So today (January 20th, 2015) the DOI HTTP resolver at dx.doi.org started to fail intermittently around the world. The doi.org domain is managed by CNRI on behalf of the International DOI Foundation. This means that the problem affected all DOI registration agencies including CrossRef, DataCite, mEDRA etc. This also means that more popularly known end-user services like FigShare and Zenodo were affected. The problem has been fixed, but the fix will take some time to propagate throughout the DNS system. You can monitor the progress here:
Now for the embarrassing stuff…
At first lots of people were speculating that the problem had to do with somebody forgetting to renew the dx.doi.org domain name. Our information from CNRI was that the problem had to do with a mistaken change to a DNS record and that the domain name wasn’t the issue. We corrected people who were reporting that domain name renewal as the cause, but eventually we learned that it was actually true. We have had it confirmed that the problem originated with CNRI manually renewing the domain name at the last minute. Ugh. CNRI will issue a statement soon. We’ll link to it as soon as they do. UPDATE (Jan 21st): CNRI has sent CrossRef a statement. They do not have it on their site yet, so we have can included it below.
In the mean time, if you are having trouble resolving DOIs, a neat trick to know is that you can do so using the Handle system directly. For example:
CrossRef will, of course, also analyse what occurred, and issue a public report as well. Obviously, this report will include an analysis of how the outage effected DOI referrals to our members.
The amazingly cool thing is that everybody online has been very supportive and has helped us to diagnose the problem. Some have even said that the event underscores a point we often make about so-called “persistent-identifiers”- which is that they are not magic technology; the “persistence” is the result of a social contract. We like to say that CrossRef DOIs are as persistent as CrossRef staff. Well, to that phrase we have to add “and IDF staff” and “CNRI staff” and “ICANN staff”. It is turtles all the way down.

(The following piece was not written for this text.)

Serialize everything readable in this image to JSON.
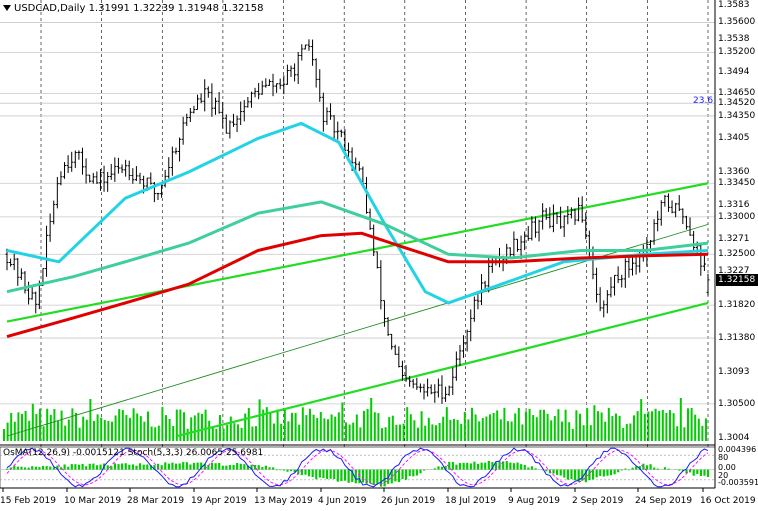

We don’t want to dismiss this event as an inevitable consequence of interdependent systems.And we don’t want to pass the buck. We need to learn something practical from this. How can we guard against this type of problem in the future? Again, people following this issue on Twitter have already been helping with suggestions and ideas. Can we crowd-source the monitoring of persistent identifier SLAs? Could we leverage Wikipedia, Wikidata or something similar to monitor critical identifiers and other infrastructure like purls, DOIs, handles, PMIDs, perma.cc, etc? Should we be looking at designating special exceptions to the normal rules governing DNS names? Do we need to distribute the risk more? Or is it enough cough to simply ensure that somebody, somewhere in the dependency chain had enabled DNS protection and auto-renewal for critical infrastructure DNS names?
Truly, we are humbled. For all the redundancy built into our systems (multiple servers, multiple hosting sites, Raid drives, redundant power), we were undone by a simple administrative task. CrossRef, IDF and CNRI- we all feel a bit crap. But we’ll get back. We’ll fix things. And we’ll let you know how we do it.
We will update this space as we know more. We will also keep people updated on twitter on @CrossRefNews. And we will report back in detail as soon as we can.
"The doi.org domain name was inadvertently allowed to expire for a brief period this morning (Jan 20). It was reinstated shortly after 9am this morning as soon as the relevant CNRI employee learned of it. A reminder email sent earlier this month to renew the registration was apparently missed. We sincerely apologize for any difficulties this may have caused. The domain name has since been placed on automatic renewal, which should prevent any repeat of this event."